Exposed vs Not-exposed Member Naming

  • Members / Functions that are publicly exposed to the user (essentially anything with a public modifier) should not start with an underscore "_", whereas members/functions that are not publicly exposed should start with an underscore "_". This is to make more clear to a Javascript consumer that underscored members should not be touched and if they are, it's an error on their or our end.

Anycasting

  • Refers to casting an object to be of type any so that we can have access to private members/functions.
  • In general, if something can be casted into some concrete type, please do so.
  • In tests, it is mainly ok to use this method to test/replace underlying functionality. Tend to not avoid this.
  • In source code, use this method extremely sparingly. By investing in anycasting, we are disabling our usage of Typescript's core strengths.

Enums

  • Stringy enums should be declared as exported vars in an exported module. For example,
export module Country {
  export var USA = "United States of America";
  export var CA = "Canada";
}

Prefer Enums to boolean parameters

  • Boolean parameters should only be used in places where the method name makes it perfectly clear what the value of the boolean means:
Object.enabled(true)

is fine.

new XYPlot(xscale, yscale, false)

is not legible. The behavior of the code cannot be reasonably inferred from context.

Instead prefer

new XYPlot(xscale, yscale, "horizontal")

HACKHACK usage

  • HACKHACKs by their nature should be used sparingly.

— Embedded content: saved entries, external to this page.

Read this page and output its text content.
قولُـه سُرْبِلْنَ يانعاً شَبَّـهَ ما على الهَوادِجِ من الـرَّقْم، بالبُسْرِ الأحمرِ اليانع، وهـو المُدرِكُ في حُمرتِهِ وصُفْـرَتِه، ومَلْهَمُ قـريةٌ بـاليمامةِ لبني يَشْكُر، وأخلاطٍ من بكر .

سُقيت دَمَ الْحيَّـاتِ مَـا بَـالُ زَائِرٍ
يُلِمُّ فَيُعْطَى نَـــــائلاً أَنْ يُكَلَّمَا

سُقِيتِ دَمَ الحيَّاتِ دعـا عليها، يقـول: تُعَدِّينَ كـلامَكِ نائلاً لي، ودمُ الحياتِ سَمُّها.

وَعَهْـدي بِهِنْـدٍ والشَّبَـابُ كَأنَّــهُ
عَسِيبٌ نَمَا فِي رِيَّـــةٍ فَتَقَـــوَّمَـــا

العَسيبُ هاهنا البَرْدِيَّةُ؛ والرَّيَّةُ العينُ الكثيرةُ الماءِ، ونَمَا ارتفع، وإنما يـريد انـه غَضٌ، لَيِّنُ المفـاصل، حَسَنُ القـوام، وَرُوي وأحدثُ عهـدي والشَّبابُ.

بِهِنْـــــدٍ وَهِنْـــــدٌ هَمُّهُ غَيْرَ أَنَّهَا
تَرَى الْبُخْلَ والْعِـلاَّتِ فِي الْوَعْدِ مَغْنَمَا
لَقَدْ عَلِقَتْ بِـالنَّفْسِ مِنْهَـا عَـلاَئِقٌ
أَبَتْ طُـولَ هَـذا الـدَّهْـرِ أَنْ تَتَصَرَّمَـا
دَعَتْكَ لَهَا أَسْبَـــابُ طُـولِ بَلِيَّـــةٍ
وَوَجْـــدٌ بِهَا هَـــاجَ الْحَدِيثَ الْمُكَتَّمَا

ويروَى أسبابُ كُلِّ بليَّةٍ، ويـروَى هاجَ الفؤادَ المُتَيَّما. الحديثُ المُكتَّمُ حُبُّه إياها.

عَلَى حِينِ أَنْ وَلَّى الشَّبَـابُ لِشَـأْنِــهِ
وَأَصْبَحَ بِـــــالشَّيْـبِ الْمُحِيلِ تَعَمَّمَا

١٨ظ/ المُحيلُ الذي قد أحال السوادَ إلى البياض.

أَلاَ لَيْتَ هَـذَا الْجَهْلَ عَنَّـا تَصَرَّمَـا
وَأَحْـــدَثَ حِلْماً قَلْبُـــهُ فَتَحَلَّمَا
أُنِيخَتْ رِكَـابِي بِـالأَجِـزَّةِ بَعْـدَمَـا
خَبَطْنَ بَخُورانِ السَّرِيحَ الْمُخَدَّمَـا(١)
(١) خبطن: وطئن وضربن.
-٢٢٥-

In cases where they are forced to be used, they should be in the style:
// HACKHACK: <Issue number or URL> <Brief explanation>
  • The issue number or URL is important since it tells a future developer that a HACKHACK can be removed if the attached identifier is later marked as solved.
    • Issue numbers can only be used for Github Plottable issues.
    • URLs have a neat usage in Visual Studio Code since there is a feature to open links through the IDE.
  • The brief explanation is important since it tells a future developer why the HACKHACK needs to exist. It also may tell the developer enough information for them to remove the HACKHACK themselves if they can think up a way.